The faster spread this fall of COVID-19 in Europe compared to the spread in the United States during the same period has left Europe’s economy sputtering even as the U.S. economy continues to come back to life, according to new data cited by The Wall Street Journal (WSJ).
IHS Markit, a data firm, reported Friday that its Purchasing Managers Index for the U.S. rose to 55.5 in October from 54.3 in September, WSJ reported. Any figure greater than 50 indicates an increase in economic activity.
Chris Williamson, chief business economist at IHS Markit, said U.S. executives expected more stimulus payments, a lessening of pandemic restrictions and political calm, WSJ reported.
“The U.S. economy looks to have started the fourth quarter on a strong footing,” Williamson said, according to WSJ.
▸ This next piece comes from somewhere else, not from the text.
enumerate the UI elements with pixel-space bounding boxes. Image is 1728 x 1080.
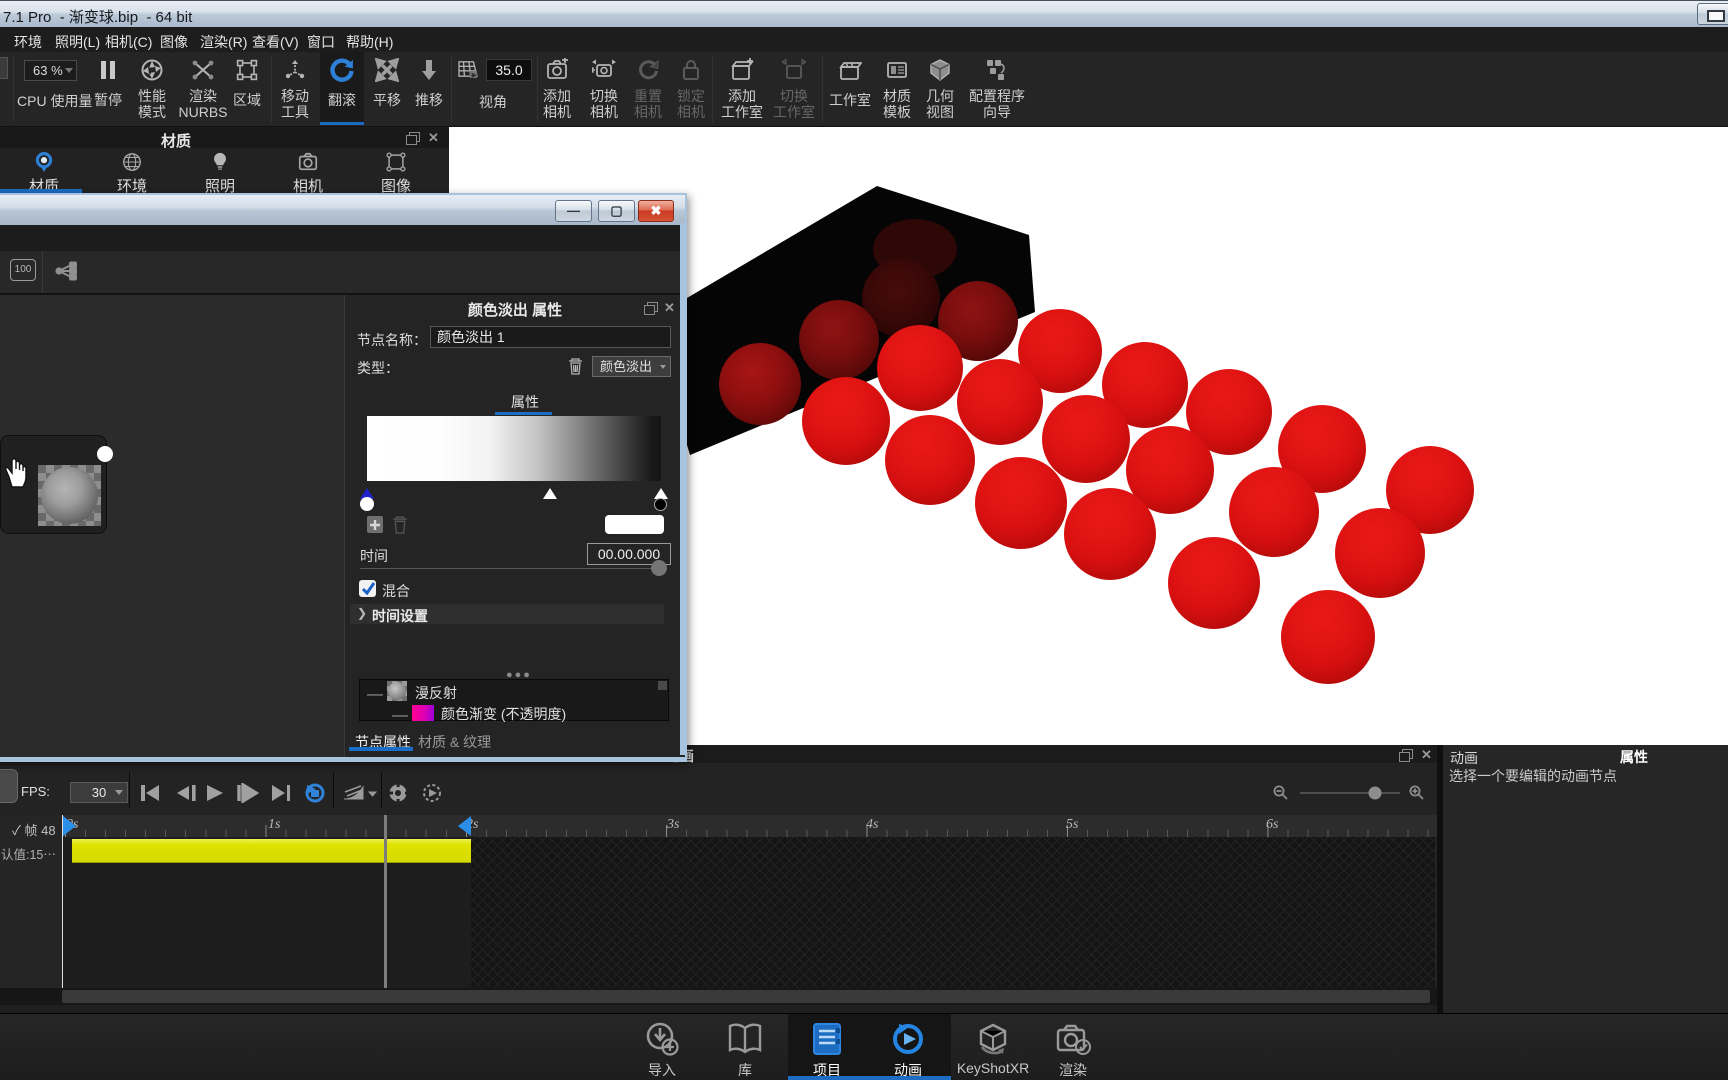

The increased sentiment among business leaders follows a similar increase in sentiment among consumers as reflected in the University of Michigan’s measure of consumer confidence.
In contrast, IHS Markit’s eurozone purchasing managers index fell to 49.4 in October from 50.4 in September, WSJ reported.
The driving force in both the U.S. and European situations is the responses required to combat the pandemic. Many European countries and England have been re-instating business restrictions that had been implemented early in the pandemic and then relaxed. While some parts of the United States face new restrictions, they have lagged those in Europe and do not affect other parts of the U.S.
At the most severe end of the economic spectrum, the ranks of the extreme poor could grow by 150 million people by 2021 as a result of COVID-19, according to the World Bank.
Yousef Al-Benyan, chairman of the B20 group of chief executives from around the world, said earlier this month that the global economy is in its worst condition in 100 years. A solution the group is putting forward is for government and business leaders to fight protectionist trade policies.